Rocky Mountain Chocolate Factory Inc. announced it has entered into a securities purchase agreement for a private investment in public equity ("PIPE") financing that is expected to result in gross proceeds of approximately $2.2 million to the company, before deducting offering expenses.

Pursuant to the terms of the securities purchase agreement, RMCF is selling an aggregate of 1.25 million shares of its common stock at a price of $1.75 per share. The issuance price reflects a 15% premium to the closing stock price on August 5. The PIPE financing is expected to close on or about August 6, subject to satisfaction of customary closing conditions.

The PIPE financing is being led by American Heritage Railways, a Durango-based railway and entertainment company that provides experiences world-wide. Current RMCF board member Steve Craig is also participating in the offering.

“This offering reflects an initial step for us to strengthen our balance sheet and provides the working capital needed to further advance our updated three-year strategic plan,” says Interim CEO Jeff Geygan. “We are in the final stages of completing a separate non-equity financing that we believe will provide us with the necessary capital required to execute our plans and return RMCF to a state of sustainable growth and profitability.”

“We are also pleased to welcome American Heritage Railways (AHR) as a new strategic shareholder,” Geygan adds. “AHR is one of the most renowned organizations in Durango, CO, and touches more than two million customers per year through directly owned railroads, historic attractions, and the licensing of special events at over 50 additional properties. These licensing rights include The Polar Express and Peanuts by Schulz, among others. Their customer base is a natural fit for our premium chocolate and confectionary products.”
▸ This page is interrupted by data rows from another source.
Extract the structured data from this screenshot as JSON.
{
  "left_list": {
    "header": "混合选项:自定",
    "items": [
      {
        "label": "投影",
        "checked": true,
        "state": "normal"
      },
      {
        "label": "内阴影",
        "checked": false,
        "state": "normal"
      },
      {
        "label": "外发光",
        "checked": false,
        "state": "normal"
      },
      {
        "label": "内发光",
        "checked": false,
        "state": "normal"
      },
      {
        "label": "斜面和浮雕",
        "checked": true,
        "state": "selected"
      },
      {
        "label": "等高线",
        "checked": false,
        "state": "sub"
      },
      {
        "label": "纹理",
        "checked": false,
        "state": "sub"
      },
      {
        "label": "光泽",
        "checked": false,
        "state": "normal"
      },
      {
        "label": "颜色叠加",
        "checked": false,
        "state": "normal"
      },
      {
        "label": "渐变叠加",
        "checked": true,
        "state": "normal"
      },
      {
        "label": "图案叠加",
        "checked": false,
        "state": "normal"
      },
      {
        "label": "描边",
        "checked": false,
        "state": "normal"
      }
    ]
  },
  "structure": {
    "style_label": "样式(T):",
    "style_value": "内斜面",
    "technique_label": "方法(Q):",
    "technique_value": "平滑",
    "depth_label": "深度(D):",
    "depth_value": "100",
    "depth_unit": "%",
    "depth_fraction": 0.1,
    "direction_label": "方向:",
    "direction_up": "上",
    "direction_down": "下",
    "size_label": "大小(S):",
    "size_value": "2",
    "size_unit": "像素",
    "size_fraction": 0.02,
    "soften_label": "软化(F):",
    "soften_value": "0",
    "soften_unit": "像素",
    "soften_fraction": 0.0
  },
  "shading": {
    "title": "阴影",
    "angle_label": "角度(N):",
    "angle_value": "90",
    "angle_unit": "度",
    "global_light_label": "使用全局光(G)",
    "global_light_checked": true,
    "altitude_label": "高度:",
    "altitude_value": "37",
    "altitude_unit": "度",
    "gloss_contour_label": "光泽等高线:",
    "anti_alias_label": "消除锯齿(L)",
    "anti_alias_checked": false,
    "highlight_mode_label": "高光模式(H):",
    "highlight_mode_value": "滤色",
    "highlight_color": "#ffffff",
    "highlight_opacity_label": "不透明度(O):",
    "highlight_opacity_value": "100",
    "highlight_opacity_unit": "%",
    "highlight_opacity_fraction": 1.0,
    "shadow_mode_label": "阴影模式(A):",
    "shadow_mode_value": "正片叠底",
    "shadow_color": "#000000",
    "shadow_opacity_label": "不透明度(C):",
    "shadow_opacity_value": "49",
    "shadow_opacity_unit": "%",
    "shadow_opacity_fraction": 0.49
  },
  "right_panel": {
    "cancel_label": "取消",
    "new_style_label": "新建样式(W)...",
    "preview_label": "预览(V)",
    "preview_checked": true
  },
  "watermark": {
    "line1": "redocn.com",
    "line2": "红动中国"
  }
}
The company intends to use the net proceeds for working capital and general corporate purposes.

The offer and sale of the foregoing securities are being made in a transaction not involving a public offering and the securities have not been registered under the Securities Act of 1933, as amended, and may not be reoffered or resold in the U.S. except pursuant to an effective registration statement or an applicable exemption from the registration requirements. Concurrently with the execution of the securities purchase agreement, RMCF and the investors entered into a registration rights agreement pursuant to which the company has agreed to file a registration statement with the Securities and Exchange Commission registering the resale of the shares of common stock sold in the PIPE financing.